Das muss man erstmal verdauen als Musiker*in. Weil - klar macht live immer mehr Spaß, darum geht es nicht. Live bekommen wir mehr Nuancen mit, natürlich. Und auch Online bekommen wir so viel mit, dass es durchaus ein qualitativer Ersatz ist zum Präsenzunterricht. Und das konnten die Teilnehmer*innen selbst erfahren. Für mich ist der Musikerkörper ein offenes Buch. Wenn ich online Einzelcoachings am Instrument gebe, ist das eine Sache, auf die ich immer zugreifen kann, um Musiker*innen zu beraten. Auf meinen Eindruck von der Bewegung (ein Erfahrungswert, nachdem ich mich 10 Jahre mit dieser Arbeit beschäftige) und auf meinem inneren Gefühl kann ich mich verlassen. Was uns im Flow-Seminar alle überraschte, war, dass auch die Teilnehmer klangliche Unterschiede spüren und hören konnten, selbst ohne viel Erfahrung damit, selbst an einem einzigen Gitarrenton.
"Mich hat überrascht, dass manche [in den Sessions] Livemusik gemacht haben und diese Unterschiede spürbar werden, von Version zu Version. Dass solch tief berührende Momente geschehen konnten wie mit [Person 1] oder [Person 2] oder mir, und so weiter. Weil mich das mit berührt und mit verändert hat.“ (Teilnehmerin)
5. Statt live Vorführungen der Körperübungen der Resonanzlehre funktionieren kurze Videos zum Mitmachen. Vielleicht sogar noch besser.
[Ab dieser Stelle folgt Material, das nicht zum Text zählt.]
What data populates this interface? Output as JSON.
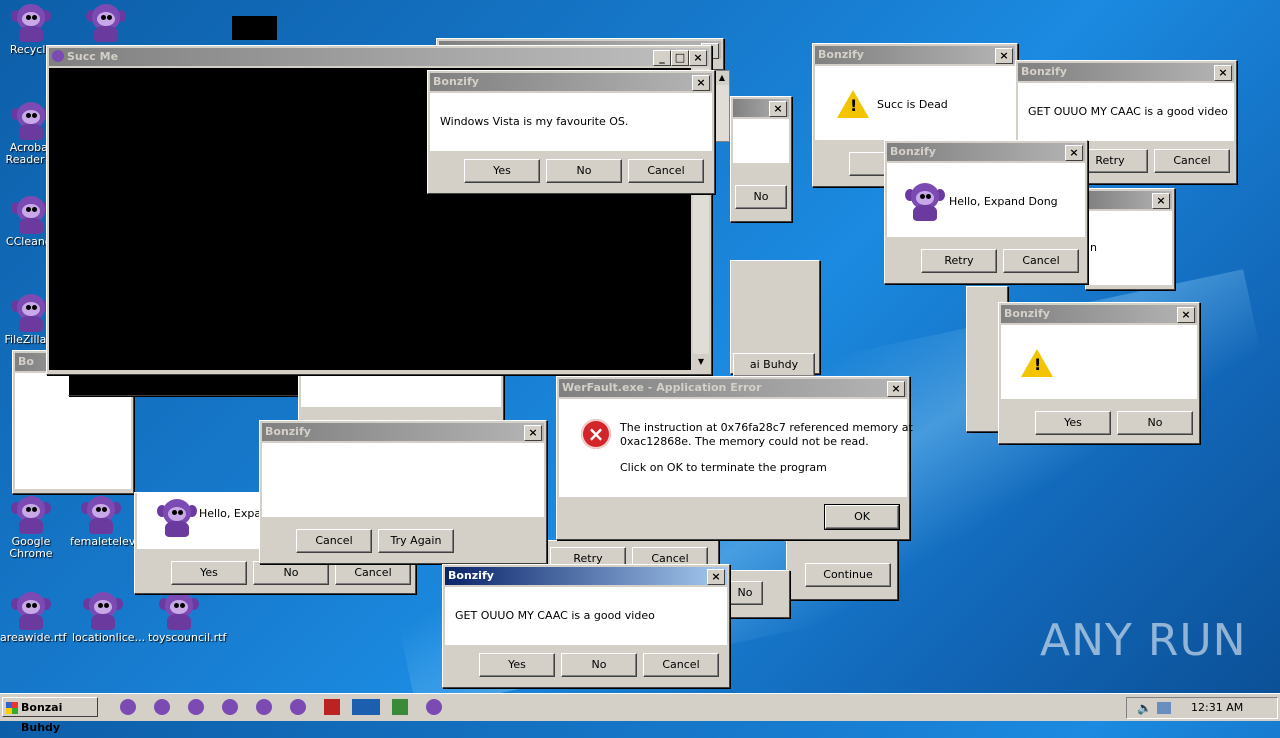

Ich muss es zugeben: ich hatte es im Kurs auch so angelegt. ;-) Neu war, dass ich zum ersten Mal den Teilnehmer*innen des Online Flow-Seminars exklusiv die Videos der Körperübungen der Resonanzlehre im Stehen und im Sitzen zur Verfügung stellte. Voraussetzung zur Teilnahme am Online Flow-Seminar ist das persönliche Commitment eines jeden Teilnehmers und Teilnehmerin, jeden Tag für 20 Minuten diese Übungen zu praktizieren. Diese Videos entfalteten ihre Wirkung bereits bevor das Flow-Seminar so richtig losging. Gleich beim ersten Live-Treffen berichtete eine Teilnehmerin spontan, sie habe in der Früh die Körperübungen vor dem Üben praktiziert und das Üben selbst sei so viel anders gewesen. Alleine nur durch die Bewegungen in den Videos.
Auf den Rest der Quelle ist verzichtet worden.